The recent development of mutant-selective inhibitors for the oncogenic KRAS^G12C allele has generated considerable excitement. These inhibitors covalently engage the mutant C12 thiol located within the phosphoryl binding loop of RAS, locking the KRAS^G12C protein in an inactive state. While clinical trials of these inhibitors have been promising, mechanistic questions regarding the reactivity of this thiol remain. Here, we show by NMR and an independent biochemical assay that the pK_a of the C12 thiol is depressed (pK_a ∼7.6), consistent with susceptibility to chemical ligation. Using a validated fluorescent KRAS^Y137W variant amenable to stopped-flow spectroscopy, we characterized the kinetics of KRAS^G12C fluorescence changes upon addition of ARS-853 or AMG 510, noting that at low temperatures, ARS-853 addition elicited both a rapid first phase of fluorescence change (attributed to binding, K_d = 36.0 ± 0.7 μM) and a second, slower pH-dependent phase, taken to represent covalent ligation. Consistent with the lower pK_a of the C12 thiol, we found that reversible and irreversible oxidation of KRAS^G12C occurred readily both in vitro and in the cellular environment, preventing the covalent binding of ARS-853. Moreover, we found that oxidation of the KRAS^G12C Cys12 to a sulfinate altered RAS conformation and dynamics to be more similar to KRAS^G12D in comparison to the unmodified protein, as assessed by molecular dynamics simulations. Taken together, these findings provide insight for future KRAS^G12C drug discovery efforts, and identify the occurrence of G12C oxidation with currently unknown biological ramifications.
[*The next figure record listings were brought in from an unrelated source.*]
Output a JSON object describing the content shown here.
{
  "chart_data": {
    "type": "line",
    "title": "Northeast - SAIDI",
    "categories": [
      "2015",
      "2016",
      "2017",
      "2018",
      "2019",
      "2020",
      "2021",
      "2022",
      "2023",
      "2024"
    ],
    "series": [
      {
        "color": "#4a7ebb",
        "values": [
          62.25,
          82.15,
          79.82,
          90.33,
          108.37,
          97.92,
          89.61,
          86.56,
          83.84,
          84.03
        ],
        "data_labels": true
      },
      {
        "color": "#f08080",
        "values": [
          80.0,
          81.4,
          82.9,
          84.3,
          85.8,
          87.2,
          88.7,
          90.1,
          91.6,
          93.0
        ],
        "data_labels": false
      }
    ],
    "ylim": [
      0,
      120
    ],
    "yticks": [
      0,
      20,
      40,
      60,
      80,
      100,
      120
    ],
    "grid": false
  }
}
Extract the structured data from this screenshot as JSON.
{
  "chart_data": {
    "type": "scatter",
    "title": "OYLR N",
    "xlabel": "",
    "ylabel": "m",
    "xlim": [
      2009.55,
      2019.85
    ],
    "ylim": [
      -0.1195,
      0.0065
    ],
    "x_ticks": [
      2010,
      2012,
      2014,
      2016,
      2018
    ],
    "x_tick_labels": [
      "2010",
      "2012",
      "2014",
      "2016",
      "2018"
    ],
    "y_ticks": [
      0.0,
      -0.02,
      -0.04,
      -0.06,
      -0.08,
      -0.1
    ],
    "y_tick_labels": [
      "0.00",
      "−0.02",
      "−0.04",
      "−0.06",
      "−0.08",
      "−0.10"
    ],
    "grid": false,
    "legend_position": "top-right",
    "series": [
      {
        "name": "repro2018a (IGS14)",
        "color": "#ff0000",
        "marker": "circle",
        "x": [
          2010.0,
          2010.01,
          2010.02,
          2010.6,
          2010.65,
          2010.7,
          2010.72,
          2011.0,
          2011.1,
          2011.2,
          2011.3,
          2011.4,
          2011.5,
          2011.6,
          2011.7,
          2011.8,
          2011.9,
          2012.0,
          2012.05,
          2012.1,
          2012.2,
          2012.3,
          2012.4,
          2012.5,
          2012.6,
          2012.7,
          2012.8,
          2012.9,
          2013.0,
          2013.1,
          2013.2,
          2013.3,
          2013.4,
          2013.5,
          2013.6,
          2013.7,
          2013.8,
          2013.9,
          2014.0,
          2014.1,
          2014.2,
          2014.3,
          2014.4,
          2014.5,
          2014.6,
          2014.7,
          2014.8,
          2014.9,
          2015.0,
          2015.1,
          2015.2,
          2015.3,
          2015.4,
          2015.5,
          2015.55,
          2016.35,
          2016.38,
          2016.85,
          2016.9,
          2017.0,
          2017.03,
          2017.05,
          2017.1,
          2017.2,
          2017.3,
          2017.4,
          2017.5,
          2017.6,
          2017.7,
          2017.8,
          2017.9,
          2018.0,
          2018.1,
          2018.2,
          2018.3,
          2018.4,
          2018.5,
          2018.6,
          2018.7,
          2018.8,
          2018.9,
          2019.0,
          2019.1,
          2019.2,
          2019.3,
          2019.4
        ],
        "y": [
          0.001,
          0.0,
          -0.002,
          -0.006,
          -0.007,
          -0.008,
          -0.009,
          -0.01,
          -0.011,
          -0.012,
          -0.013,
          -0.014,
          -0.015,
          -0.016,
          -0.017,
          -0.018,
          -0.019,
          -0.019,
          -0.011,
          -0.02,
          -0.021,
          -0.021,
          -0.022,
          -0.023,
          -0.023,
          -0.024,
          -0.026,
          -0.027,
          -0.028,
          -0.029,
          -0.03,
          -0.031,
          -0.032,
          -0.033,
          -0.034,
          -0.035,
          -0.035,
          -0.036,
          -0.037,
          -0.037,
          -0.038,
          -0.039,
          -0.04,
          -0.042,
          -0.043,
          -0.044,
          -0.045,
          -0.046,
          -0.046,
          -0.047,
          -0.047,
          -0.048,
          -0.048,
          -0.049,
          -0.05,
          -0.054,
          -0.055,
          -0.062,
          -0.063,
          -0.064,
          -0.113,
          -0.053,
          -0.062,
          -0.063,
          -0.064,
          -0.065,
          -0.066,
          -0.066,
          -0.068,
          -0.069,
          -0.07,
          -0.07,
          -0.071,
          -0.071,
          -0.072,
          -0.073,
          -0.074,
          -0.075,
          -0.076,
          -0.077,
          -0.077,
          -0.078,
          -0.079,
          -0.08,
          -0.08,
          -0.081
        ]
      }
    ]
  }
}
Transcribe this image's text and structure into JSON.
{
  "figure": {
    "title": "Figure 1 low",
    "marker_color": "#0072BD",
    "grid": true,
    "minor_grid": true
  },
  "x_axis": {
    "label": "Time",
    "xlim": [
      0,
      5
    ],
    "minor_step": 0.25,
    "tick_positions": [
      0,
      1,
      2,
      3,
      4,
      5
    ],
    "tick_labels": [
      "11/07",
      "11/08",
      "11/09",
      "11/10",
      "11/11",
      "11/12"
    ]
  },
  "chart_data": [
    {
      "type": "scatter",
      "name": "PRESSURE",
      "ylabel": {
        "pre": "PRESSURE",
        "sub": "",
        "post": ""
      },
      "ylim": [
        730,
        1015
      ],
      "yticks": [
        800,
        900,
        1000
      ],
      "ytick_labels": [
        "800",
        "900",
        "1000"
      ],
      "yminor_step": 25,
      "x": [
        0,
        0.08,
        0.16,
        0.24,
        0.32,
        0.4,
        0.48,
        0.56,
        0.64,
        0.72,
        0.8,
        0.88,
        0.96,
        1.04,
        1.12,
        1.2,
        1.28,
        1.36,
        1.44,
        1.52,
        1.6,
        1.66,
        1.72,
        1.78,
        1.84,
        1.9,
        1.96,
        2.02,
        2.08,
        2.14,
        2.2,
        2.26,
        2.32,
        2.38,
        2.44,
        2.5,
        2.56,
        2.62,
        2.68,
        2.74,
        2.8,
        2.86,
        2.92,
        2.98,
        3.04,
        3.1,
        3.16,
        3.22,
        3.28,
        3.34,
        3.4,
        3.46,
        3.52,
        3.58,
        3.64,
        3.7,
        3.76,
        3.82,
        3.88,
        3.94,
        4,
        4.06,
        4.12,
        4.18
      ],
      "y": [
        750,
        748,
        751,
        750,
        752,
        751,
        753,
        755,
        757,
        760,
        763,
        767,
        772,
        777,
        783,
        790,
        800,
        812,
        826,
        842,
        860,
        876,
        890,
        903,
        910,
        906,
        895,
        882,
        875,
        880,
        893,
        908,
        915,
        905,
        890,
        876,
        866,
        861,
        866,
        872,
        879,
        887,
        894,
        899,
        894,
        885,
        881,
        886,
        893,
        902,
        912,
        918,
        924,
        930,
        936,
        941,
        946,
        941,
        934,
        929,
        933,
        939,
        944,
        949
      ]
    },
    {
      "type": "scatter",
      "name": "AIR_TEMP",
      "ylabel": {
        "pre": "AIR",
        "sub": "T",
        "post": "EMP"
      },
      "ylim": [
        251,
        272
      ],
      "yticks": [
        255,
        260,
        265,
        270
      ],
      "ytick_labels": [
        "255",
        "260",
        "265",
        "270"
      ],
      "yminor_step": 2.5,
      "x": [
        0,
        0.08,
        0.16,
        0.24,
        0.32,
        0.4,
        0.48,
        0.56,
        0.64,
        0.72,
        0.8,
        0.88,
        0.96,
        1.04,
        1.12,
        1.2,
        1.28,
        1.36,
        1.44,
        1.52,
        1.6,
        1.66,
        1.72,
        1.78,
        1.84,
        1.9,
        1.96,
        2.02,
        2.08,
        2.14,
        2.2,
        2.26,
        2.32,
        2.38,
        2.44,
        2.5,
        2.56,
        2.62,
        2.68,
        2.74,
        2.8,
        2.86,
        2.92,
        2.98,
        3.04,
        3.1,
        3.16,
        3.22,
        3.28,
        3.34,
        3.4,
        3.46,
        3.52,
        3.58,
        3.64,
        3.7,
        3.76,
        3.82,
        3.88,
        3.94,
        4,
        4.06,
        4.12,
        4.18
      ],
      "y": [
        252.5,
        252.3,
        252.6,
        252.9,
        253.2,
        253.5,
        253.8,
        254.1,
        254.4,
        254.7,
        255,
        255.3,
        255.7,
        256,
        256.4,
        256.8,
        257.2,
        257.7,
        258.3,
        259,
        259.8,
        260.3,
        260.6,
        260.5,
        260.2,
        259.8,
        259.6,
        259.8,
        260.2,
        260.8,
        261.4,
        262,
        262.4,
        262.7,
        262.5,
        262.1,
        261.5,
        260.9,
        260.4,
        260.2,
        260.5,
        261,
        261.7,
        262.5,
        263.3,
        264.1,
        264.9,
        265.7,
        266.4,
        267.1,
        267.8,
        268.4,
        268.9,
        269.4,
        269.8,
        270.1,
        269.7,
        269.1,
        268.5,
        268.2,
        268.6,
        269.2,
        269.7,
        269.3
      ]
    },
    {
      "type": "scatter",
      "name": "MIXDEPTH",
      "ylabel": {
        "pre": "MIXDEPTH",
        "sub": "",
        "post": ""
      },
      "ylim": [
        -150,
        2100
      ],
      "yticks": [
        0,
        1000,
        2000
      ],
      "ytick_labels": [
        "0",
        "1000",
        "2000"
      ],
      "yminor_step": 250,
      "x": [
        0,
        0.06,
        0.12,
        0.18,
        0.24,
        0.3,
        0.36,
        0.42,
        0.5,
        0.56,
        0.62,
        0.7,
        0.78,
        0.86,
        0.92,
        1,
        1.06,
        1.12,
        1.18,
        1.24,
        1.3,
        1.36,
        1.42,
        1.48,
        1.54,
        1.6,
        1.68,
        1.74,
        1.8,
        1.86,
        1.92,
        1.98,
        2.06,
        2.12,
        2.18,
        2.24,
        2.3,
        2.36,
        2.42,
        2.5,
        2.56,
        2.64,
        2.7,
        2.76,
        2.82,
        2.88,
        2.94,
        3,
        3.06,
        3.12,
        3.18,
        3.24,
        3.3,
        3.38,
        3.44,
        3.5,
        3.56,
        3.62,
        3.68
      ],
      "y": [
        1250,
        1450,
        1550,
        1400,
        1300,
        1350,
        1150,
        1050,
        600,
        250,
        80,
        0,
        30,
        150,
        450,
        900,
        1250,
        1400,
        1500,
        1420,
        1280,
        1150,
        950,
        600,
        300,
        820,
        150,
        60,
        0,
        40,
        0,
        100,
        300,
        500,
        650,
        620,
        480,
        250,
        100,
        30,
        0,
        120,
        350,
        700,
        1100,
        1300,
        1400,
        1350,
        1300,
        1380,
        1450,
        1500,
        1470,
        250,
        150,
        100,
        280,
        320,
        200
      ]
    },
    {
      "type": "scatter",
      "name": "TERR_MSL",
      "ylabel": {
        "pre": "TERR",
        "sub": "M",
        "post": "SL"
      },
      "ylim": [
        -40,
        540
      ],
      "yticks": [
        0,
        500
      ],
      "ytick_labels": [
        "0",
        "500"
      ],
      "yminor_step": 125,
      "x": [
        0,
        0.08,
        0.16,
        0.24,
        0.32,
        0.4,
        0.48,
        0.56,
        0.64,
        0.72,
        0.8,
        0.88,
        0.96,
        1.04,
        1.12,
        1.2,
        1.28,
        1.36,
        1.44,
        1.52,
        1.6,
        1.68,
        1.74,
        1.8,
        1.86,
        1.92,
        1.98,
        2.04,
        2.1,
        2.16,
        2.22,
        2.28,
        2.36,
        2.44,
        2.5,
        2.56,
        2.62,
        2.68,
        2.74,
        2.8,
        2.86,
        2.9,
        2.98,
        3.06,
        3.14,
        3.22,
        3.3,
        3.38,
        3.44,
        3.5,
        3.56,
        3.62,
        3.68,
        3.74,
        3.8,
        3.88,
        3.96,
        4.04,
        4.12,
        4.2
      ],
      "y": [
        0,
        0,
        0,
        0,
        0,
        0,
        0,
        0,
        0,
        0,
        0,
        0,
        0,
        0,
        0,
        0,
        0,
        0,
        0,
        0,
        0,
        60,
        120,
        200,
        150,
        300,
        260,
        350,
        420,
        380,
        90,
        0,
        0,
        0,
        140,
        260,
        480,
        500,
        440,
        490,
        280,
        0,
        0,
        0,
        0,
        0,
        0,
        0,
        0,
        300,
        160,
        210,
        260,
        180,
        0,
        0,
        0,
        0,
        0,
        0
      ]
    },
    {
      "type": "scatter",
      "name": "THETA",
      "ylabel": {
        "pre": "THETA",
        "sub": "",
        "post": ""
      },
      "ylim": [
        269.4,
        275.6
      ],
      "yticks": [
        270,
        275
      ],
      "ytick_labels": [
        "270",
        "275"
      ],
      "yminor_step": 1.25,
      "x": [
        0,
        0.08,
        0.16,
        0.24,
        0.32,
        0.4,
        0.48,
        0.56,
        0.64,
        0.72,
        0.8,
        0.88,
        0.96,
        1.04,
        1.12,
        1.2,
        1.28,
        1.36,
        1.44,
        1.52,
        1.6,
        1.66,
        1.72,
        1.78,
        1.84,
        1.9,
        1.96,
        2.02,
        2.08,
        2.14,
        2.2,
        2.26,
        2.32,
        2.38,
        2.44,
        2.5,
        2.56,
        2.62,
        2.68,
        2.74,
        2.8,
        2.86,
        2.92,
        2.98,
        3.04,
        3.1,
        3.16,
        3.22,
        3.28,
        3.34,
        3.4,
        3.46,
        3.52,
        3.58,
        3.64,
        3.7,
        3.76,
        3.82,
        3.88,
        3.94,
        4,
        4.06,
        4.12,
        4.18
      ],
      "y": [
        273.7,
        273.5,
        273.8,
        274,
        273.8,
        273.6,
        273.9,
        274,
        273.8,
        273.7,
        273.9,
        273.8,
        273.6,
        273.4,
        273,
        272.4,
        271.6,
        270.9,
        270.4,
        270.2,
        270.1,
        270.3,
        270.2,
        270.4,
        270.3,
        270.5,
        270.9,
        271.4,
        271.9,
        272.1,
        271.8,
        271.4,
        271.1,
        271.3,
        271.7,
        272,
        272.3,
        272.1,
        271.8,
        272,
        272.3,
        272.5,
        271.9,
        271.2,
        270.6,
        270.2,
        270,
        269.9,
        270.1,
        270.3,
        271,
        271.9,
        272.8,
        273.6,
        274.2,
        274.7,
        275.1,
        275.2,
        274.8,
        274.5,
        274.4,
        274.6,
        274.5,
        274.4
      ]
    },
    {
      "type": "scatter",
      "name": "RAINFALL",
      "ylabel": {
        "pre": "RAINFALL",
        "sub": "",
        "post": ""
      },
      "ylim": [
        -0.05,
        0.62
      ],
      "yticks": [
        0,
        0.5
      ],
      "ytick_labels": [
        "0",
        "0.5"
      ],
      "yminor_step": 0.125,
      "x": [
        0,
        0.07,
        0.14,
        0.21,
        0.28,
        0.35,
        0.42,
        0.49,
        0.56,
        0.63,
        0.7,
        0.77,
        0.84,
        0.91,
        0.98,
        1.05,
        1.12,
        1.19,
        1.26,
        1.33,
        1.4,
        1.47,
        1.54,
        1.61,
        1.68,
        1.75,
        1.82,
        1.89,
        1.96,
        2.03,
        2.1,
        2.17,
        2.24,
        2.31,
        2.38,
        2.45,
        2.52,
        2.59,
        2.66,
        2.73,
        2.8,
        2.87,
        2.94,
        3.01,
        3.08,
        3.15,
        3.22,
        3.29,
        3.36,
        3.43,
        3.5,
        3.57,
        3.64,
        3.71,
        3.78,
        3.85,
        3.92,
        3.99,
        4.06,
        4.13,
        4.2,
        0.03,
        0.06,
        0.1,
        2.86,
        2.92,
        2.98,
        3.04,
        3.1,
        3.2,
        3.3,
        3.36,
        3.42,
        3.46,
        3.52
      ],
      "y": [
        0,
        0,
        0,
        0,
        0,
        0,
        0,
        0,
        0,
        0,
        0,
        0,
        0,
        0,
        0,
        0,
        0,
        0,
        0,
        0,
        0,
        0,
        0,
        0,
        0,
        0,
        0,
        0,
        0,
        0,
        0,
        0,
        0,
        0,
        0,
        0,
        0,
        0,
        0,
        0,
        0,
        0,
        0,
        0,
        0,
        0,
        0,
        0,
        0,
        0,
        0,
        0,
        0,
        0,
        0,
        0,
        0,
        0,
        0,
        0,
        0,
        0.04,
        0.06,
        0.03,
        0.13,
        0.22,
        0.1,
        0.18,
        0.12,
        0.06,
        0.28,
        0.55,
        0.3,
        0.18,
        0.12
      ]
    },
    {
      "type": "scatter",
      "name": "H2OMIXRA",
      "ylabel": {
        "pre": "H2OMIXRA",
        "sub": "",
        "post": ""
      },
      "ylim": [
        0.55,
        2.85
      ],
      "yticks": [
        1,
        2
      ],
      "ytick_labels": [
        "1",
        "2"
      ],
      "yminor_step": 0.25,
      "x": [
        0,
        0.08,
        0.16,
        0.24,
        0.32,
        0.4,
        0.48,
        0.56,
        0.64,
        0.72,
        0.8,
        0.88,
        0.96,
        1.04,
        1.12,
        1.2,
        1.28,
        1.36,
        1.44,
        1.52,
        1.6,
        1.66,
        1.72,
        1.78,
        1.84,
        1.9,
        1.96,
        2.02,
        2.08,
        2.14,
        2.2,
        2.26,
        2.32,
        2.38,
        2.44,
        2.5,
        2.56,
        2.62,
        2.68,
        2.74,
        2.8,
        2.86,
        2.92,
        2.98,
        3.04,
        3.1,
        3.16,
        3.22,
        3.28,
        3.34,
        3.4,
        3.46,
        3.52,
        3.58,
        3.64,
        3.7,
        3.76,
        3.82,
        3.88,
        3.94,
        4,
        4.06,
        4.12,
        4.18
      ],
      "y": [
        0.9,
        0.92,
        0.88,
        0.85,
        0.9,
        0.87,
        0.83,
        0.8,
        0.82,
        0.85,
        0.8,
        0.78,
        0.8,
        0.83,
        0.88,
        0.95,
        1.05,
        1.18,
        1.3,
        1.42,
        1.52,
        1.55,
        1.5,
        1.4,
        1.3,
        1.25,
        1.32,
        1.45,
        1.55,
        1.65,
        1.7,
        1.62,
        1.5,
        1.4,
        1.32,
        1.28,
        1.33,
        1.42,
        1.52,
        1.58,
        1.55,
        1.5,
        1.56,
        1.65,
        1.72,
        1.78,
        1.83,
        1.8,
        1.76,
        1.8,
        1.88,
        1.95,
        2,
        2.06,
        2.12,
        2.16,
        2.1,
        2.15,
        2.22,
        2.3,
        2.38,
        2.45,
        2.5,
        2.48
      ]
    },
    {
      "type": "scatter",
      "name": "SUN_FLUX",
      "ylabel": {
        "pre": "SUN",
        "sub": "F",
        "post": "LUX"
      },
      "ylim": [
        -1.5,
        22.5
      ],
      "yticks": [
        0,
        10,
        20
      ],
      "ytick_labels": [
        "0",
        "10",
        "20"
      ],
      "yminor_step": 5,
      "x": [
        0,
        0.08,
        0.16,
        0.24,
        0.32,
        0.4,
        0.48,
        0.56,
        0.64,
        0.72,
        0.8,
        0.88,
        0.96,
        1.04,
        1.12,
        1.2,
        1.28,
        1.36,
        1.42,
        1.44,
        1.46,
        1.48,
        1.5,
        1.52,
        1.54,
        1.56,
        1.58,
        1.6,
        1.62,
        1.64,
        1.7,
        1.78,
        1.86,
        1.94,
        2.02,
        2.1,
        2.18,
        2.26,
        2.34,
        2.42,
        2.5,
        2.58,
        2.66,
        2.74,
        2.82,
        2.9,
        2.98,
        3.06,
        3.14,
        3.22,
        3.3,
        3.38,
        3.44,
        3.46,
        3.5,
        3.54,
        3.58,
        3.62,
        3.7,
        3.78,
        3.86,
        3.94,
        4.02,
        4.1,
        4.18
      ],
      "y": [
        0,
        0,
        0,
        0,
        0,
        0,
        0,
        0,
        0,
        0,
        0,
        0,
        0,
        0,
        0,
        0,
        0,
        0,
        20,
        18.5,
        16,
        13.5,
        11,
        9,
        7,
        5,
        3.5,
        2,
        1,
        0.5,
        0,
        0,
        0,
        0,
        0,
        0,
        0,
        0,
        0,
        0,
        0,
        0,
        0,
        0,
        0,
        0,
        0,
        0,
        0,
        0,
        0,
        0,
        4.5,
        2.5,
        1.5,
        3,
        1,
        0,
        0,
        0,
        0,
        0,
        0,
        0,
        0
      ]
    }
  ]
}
最近针对致癌KRAS ^G12C等位基因的突变选择性抑制剂的开发引起了相当大的兴奋。这些抑制剂与位于 RAS 磷酰基结合环内的突变 C12 硫醇共价结合，将 KRAS ^G12C蛋白锁定在非活性状态。虽然这些抑制剂的临床试验前景乐观，但有关这种硫醇反应性的机制问题仍然存在。在这里，我们通过 NMR 和独立的生化测定表明，C12 硫醇的 pK _a降低（pK _a ∼7.6），与化学连接的敏感性一致。使用经验证的适合停流光谱的荧光 KRAS ^Y137W变体，我们表征了添加 ARS-853 或 AMG 510 后KRAS ^G12C荧光变化的动力学，注意到在低温下，ARS-853 的添加引发了快速的第一阶段荧光变化（归因于结合，K _d  = 36.0 ± 0.7 μM）和第二个较慢的 pH 依赖性阶段，代表共价连接。与 C12 硫醇的较低 pK _a一致，我们发现 KRAS ^G12C在体外和细胞环境中都很容易发生可逆和不可逆氧化，从而阻止了 ARS-853 的共价结合。此外，我们发现，通过分子动力学模拟评估，与未修饰的蛋白质相比，KRAS ^{G12C Cys12 氧化为亚磺酸盐改变了 RAS 构象和动力学，使其与 KRAS G12D}更相似。总而言之，这些发现为未来 KRAS ^G12C药物发现工作提供了见解，并确定了 G12C 氧化的发生与目前未知的生物学后果。